Elle a soutenu que ses actes n'étaient pas illégaux.

«Il y avait certainement un objectif commun. C'était de manifester pacifiquement et légalement», a-t-elle affirmé.

Le cri de ralliement «Tenez la ligne» abordé

De même, l'utilisation fréquente par Mme Lich du cri de ralliement de la manifestation «Tenez la ligne» («Hold the line») n'implique pas qu'elle encourageait des activités illégales, a déclaré mardi son avocat, Eric Granger.

Les procureurs ont fait valoir que Mme Lich et M. Barber ont exercé une influence sur les foules massives et les ont exhortés à «tenir la ligne» alors que la police tentait de dégager les rues, faisant du cri de ralliement un point central du procès.

L'expression a été utilisée sur la page Facebook «Freedom Convoy 2022» avant même l'arrivée des manifestants à Ottawa, et bien avant que des crimes ne seraient arrivés, a soutenu Me Granger.

À un moment au cours de l'intervention de la police, alors que Mme Lich était arrêtée et emmenée menottée, quelqu'un lui a crié de «tenir la ligne». Dans un échange filmé, elle a répété la phrase alors qu'elle se dirigeait vers une voiture de police en attente.

«Toute suggestion selon laquelle "Tenez la ligne" doit être considéré comme quelque chose de néfaste est entièrement spéculative», a plaidé Me Granger.

La Couronne a clos son dossier la semaine dernière, après avoir présenté au tribunal les témoignages de plusieurs témoins et des dizaines de publications sur les réseaux sociaux montrant comment le «convoi de la liberté» s'est déroulé au cours de trois semaines au début de 2022.

Les cris «Tenez la ligne» ont été entendus dans de nombreuses vidéos de la manifestation de Mme Lich, de M. Barber, de la police et d'autres personnes. Les vidéos montrent également que les organisateurs ont appelé à une manifestation pacifique, unie et aimante.

Dans ces vidéos, Mme Lich et M. Barber se sont tous deux identifiés comme dirigeants et organisateurs de la manifestation, bien que la défense affirme que le «convoi de la liberté» était composé de plusieurs factions.

«Vous ne pouvez pas y faire référence comme à une seule entité», a déclaré la juge Heather Perkins-McVey, qui a évoqué des manifestations similaires à l'époque, à des postes frontaliers et dans des législatures provinciales à travers le pays.

Me Granger a affirmé que le convoi était fragmenté même à Ottawa.

La Couronne, a-t-il soutenu, n'a pas présenté suffisamment de preuves pour établir que Mme Lich et M. Barber travaillaient ensemble dans un but illégal commun, ou que Mme Lich avait quoi que ce soit à voir avec quelque chose d'illégal.
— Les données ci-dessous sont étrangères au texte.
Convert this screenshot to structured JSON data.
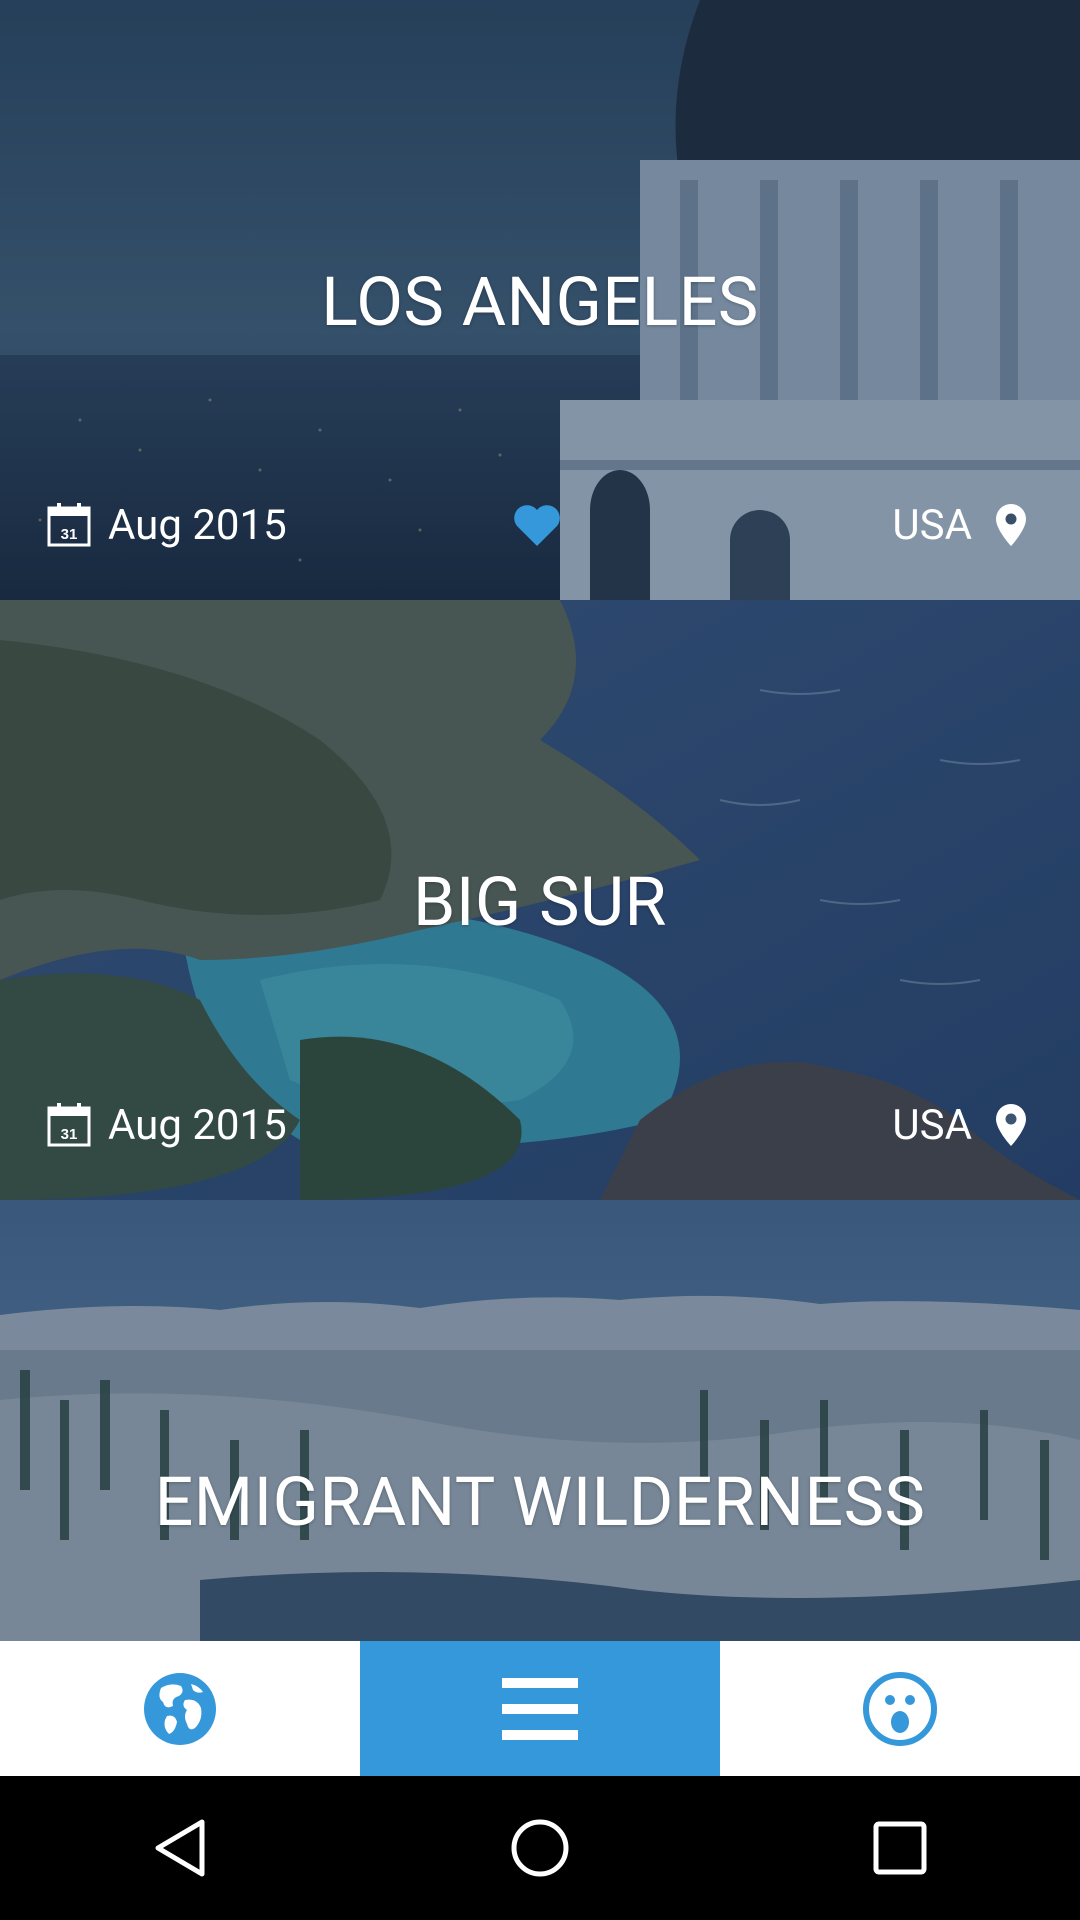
{
  "colors": {
    "accent": "#3498DB",
    "nav_background": "#FFFFFF",
    "system_bar": "#000000"
  },
  "trips": [
    {
      "title": "LOS ANGELES",
      "date": "Aug 2015",
      "country": "USA",
      "favorited": true,
      "image": "los-angeles-observatory-photo"
    },
    {
      "title": "BIG SUR",
      "date": "Aug 2015",
      "country": "USA",
      "favorited": false,
      "image": "big-sur-coastline-photo"
    },
    {
      "title": "EMIGRANT WILDERNESS",
      "image": "emigrant-wilderness-mountains-photo"
    }
  ],
  "bottom_nav": {
    "items": [
      {
        "icon": "globe-icon",
        "active": false
      },
      {
        "icon": "list-menu-icon",
        "active": true
      },
      {
        "icon": "surprised-face-icon",
        "active": false
      }
    ]
  },
  "system_nav": {
    "items": [
      "back-icon",
      "home-icon",
      "recents-icon"
    ]
  }
}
«Il y a simplement une absence de preuve que Mme Lich soit liée à un quelconque projet illégal», a déclaré Me Granger. C'est le contraire qui est vrai, a-t-il ajouté : «Elle a essayé d'éviter que quelque chose de néfaste ne se produise».

Le fait que seul M. Barber soit accusé d'avoir conseillé de désobéir à une ordonnance du tribunal est un «aveu tacite» que les deux n'ont pas toujours travaillé en tandem, a-t-il dit.

La Couronne devrait présenter ses arguments sur l’accusation de complot mercredi.

La juge Perkins-McVey ne devrait pas se prononcer sur la motion de co-conspiration cette semaine. La défense affirme qu'elle ne peut pas présenter de preuves tant qu'elle n'a pas pris sa décision.